Avendo dinanzi agli occhi tutto questo complesso meccanismo di interscambi, anche se a vari livelli, ci si chiede come un cervello possa originare sul piano intellettivo questa molteplicità di conclusioni, quando per ore nella giornata viene a essere eterodiretto da congegni meccanici, che impediscono alla sua creatività di esprimere “liberamente” il meglio del potenziale di se stesso? Il già dato e programmato può mai offrire una varietà di soluzioni che solamente una mente sgombra da condizionamenti meccanici può porre in atto? Quale potere intellettivo si può prospettare come accresciuto quando il tutto, in buona parte, è già stato offerto come pasto pronto da un apparecchio seppur sofisticato? La mente si sa, almeno sino a oggi, si è conservata sufficientemente plastica perché possiede ancora un margine di organizzazione del reale, ma quando nei secoli saranno state veicolate intere trasmissioni di stimoli sempre più unidirezionali, come si potrà parlare di “prestanza” intellettiva quando questa sarà stata soppiantata come in una semina di prodotti artificiali che di spontaneo e di naturale presentano ben poco? Si può parlare allora di vera Umanità con la sua Sensibilità e, diciamo pure, con una sua Etica quando queste due ultime qualità sfuggono a una misurazione meccanicistica della loro azione che riguarda prevalentemente l’interiorità della persona? Ci sarebbe da chiedersi ancora: sarà un vero progresso tutto questo dipendere dall’esterno (meccanismi elettronici) o non piuttosto una regressione dell’umanità a uno stadio di dipendenza e schiavitù della sua Psiche da una Tecnica che necessariamente, non avendo un cuore, tenderà solo ad autoriprodursi a spese della crescita del pianeta in quanto a maturazione umana? Non si notano già oggi alcune devastanti constatazioni come le diffuse solitudini, processi di asocialità, psicosi che si vanno diffondendo specialmente fra i giovani, insorgenza di vere e proprie sindromi schizofreniche per la frequente perdita di contatto con la realtà e il rifugio in un mondo immaginario…?
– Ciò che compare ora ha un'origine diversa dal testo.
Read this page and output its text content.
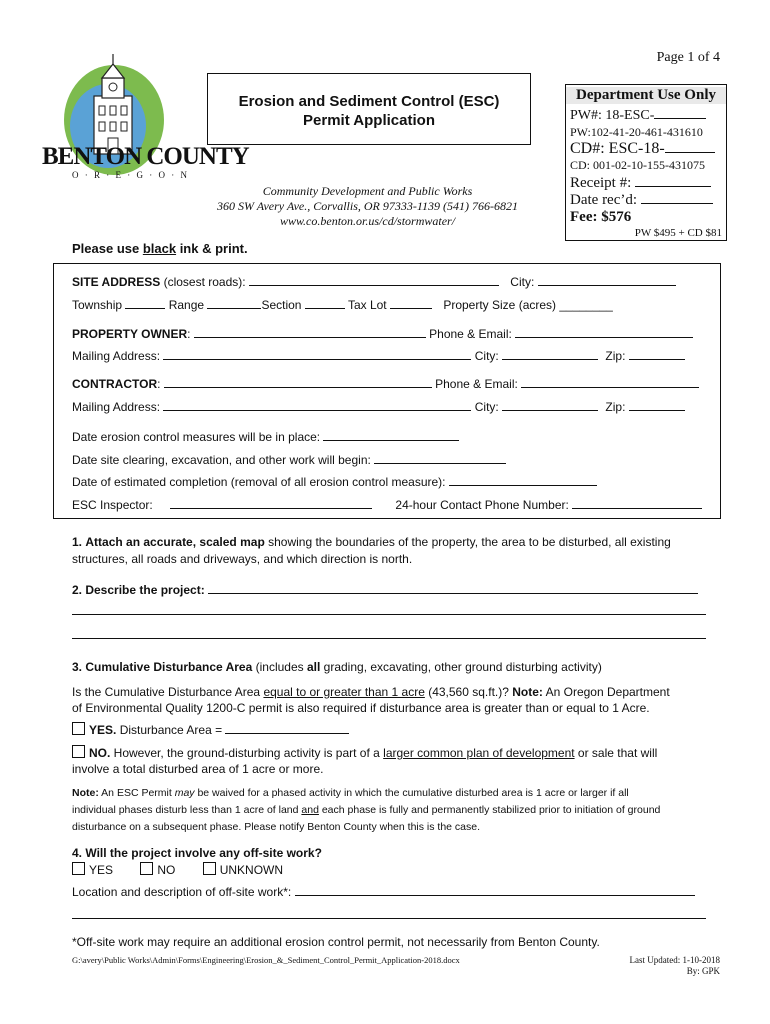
Page 1 of 4
BENTON COUNTY
O · R · E · G · O · N
Erosion and Sediment Control (ESC)
Permit Application
Community Development and Public Works
360 SW Avery Ave., Corvallis, OR 97333-1139 (541) 766-6821
www.co.benton.or.us/cd/stormwater/
Department Use Only
PW#: 18-ESC-
PW:102-41-20-461-431610
CD#: ESC-18-
CD: 001-02-10-155-431075
Receipt #:
Date rec’d:
Fee: $576
PW $495 + CD $81
Please use black ink & print.
SITE ADDRESS (closest roads):	City:
Township	Range	Section	Tax Lot	Property Size (acres) ________
PROPERTY OWNER:	Phone & Email:
Mailing Address:	City:	Zip:
CONTRACTOR:	Phone & Email:
Mailing Address:	City:	Zip:
Date erosion control measures will be in place:
Date site clearing, excavation, and other work will begin:
Date of estimated completion (removal of all erosion control measure):
ESC Inspector:	24-hour Contact Phone Number:
1. Attach an accurate, scaled map showing the boundaries of the property, the area to be disturbed, all existing
structures, all roads and driveways, and which direction is north.
2. Describe the project:
3. Cumulative Disturbance Area (includes all grading, excavating, other ground disturbing activity)
Is the Cumulative Disturbance Area equal to or greater than 1 acre (43,560 sq.ft.)? Note: An Oregon Department
of Environmental Quality 1200-C permit is also required if disturbance area is greater than or equal to 1 Acre.
YES. Disturbance Area =
NO. However, the ground-disturbing activity is part of a larger common plan of development or sale that will
involve a total disturbed area of 1 acre or more.
Note: An ESC Permit may be waived for a phased activity in which the cumulative disturbed area is 1 acre or larger if all
individual phases disturb less than 1 acre of land and each phase is fully and permanently stabilized prior to initiation of ground
disturbance on a subsequent phase. Please notify Benton County when this is the case.
4. Will the project involve any off-site work?
YES	NO	UNKNOWN
Location and description of off-site work*:
*Off-site work may require an additional erosion control permit, not necessarily from Benton County.
G:\avery\Public Works\Admin\Forms\Engineering\Erosion_&_Sediment_Control_Permit_Application-2018.docx	Last Updated: 1-10-2018
By: GPK
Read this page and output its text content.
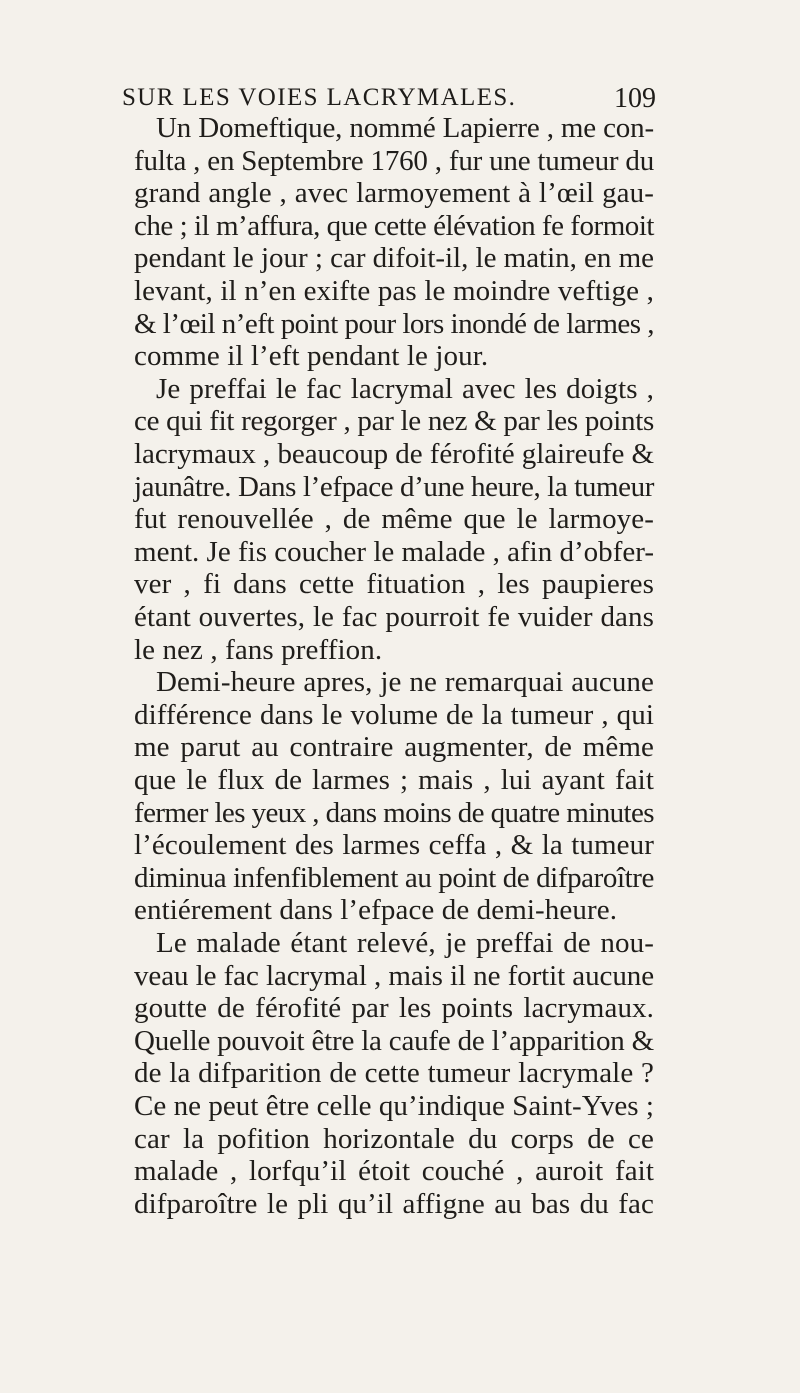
SUR LES VOIES LACRYMALES.	109
Un Domeftique, nommé Lapierre , me con-
fulta , en Septembre 1760 , fur une tumeur du
grand angle , avec larmoyement à l’œil gau-
che ; il m’affura, que cette élévation fe formoit
pendant le jour ; car difoit-il, le matin, en me
levant, il n’en exifte pas le moindre veftige ,
& l’œil n’eft point pour lors inondé de larmes ,
comme il l’eft pendant le jour.
Je preffai le fac lacrymal avec les doigts ,
ce qui fit regorger , par le nez & par les points
lacrymaux , beaucoup de férofité glaireufe &
jaunâtre. Dans l’efpace d’une heure, la tumeur
fut renouvellée , de même que le larmoye-
ment. Je fis coucher le malade , afin d’obfer-
ver , fi dans cette fituation , les paupieres
étant ouvertes, le fac pourroit fe vuider dans
le nez , fans preffion.
Demi-heure apres, je ne remarquai aucune
différence dans le volume de la tumeur , qui
me parut au contraire augmenter, de même
que le flux de larmes ; mais , lui ayant fait
fermer les yeux , dans moins de quatre minutes
l’écoulement des larmes ceffa , & la tumeur
diminua infenfiblement au point de difparoître
entiérement dans l’efpace de demi-heure.
Le malade étant relevé, je preffai de nou-
veau le fac lacrymal , mais il ne fortit aucune
goutte de férofité par les points lacrymaux.
Quelle pouvoit être la caufe de l’apparition &
de la difparition de cette tumeur lacrymale ?
Ce ne peut être celle qu’indique Saint-Yves ;
car la pofition horizontale du corps de ce
malade , lorfqu’il étoit couché , auroit fait
difparoître le pli qu’il affigne au bas du fac
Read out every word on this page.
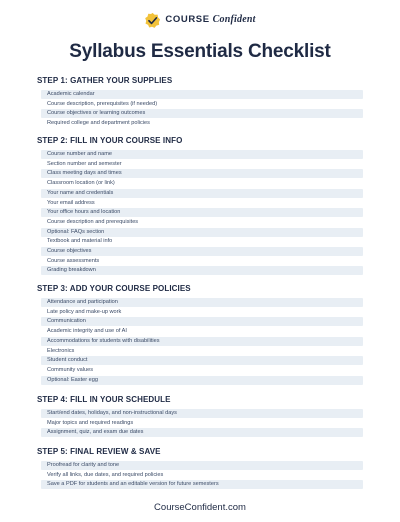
COURSE Confident
Syllabus Essentials Checklist
STEP 1: GATHER YOUR SUPPLIES
Academic calendar
Course description, prerequisites (if needed)
Course objectives or learning outcomes
Required college and department policies
STEP 2: FILL IN YOUR COURSE INFO
Course number and name
Section number and semester
Class meeting days and times
Classroom location (or link)
Your name and credentials
Your email address
Your office hours and location
Course description and prerequisites
Optional: FAQs section
Textbook and material info
Course objectives
Course assessments
Grading breakdown
STEP 3: ADD YOUR COURSE POLICIES
Attendance and participation
Late policy and make-up work
Communication
Academic integrity and use of AI
Accommodations for students with disabilities
Electronics
Student conduct
Community values
Optional: Easter egg
STEP 4: FILL IN YOUR SCHEDULE
Start/end dates, holidays, and non-instructional days
Major topics and required readings
Assignment, quiz, and exam due dates
STEP 5: FINAL REVIEW & SAVE
Proofread for clarity and tone
Verify all links, due dates, and required policies
Save a PDF for students and an editable version for future semesters
CourseConfident.com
Naturalmente quanto sopra osservato è semplicemente una serie di previsioni possibili, anche se rimane sempre la domanda di fondo: ma si arriverà fino al 3000, come si giungerà, con queste strumentazioni meccaniche o con altre ancora sconosciute, dove si troverà il materiale per costruirle (su altri pianeti della nostra galassia o in altre?), quando sarà tutto esaurito dove si attingerà l’energia necessaria per sostenerne il loro funzionamento? E potremmo continuare. Dunque, a mio parere, per il momento l’ipotesi rimane solo o prevalentemente un gioco di supposizioni da tavolino o, se si vuole, un tentativo di prevedere un futuribile, forse poco probabile, e comunque non certamente allettante come destino della Umanità. Un cyber uomo dagli occhi enormi, un corpo tozzo e dalla gestualità ripetitiva è certamente una prospettiva molto inquietante per il futuro della nostra specie. Perciò rendendo un po’ più umana e controllata la tecnologia, forse, ed è augurabile, si spera non sia proprio così.

Parafrasando Erich Fromm, mi piace concludere queste brevi riflessioni, asserendo che per non diventare detriti della Storia occorrerebbe essere molto attenti a che il progresso non faccia “macchine che agiscono come uomini e non producano uomini che agiscono come macchine”.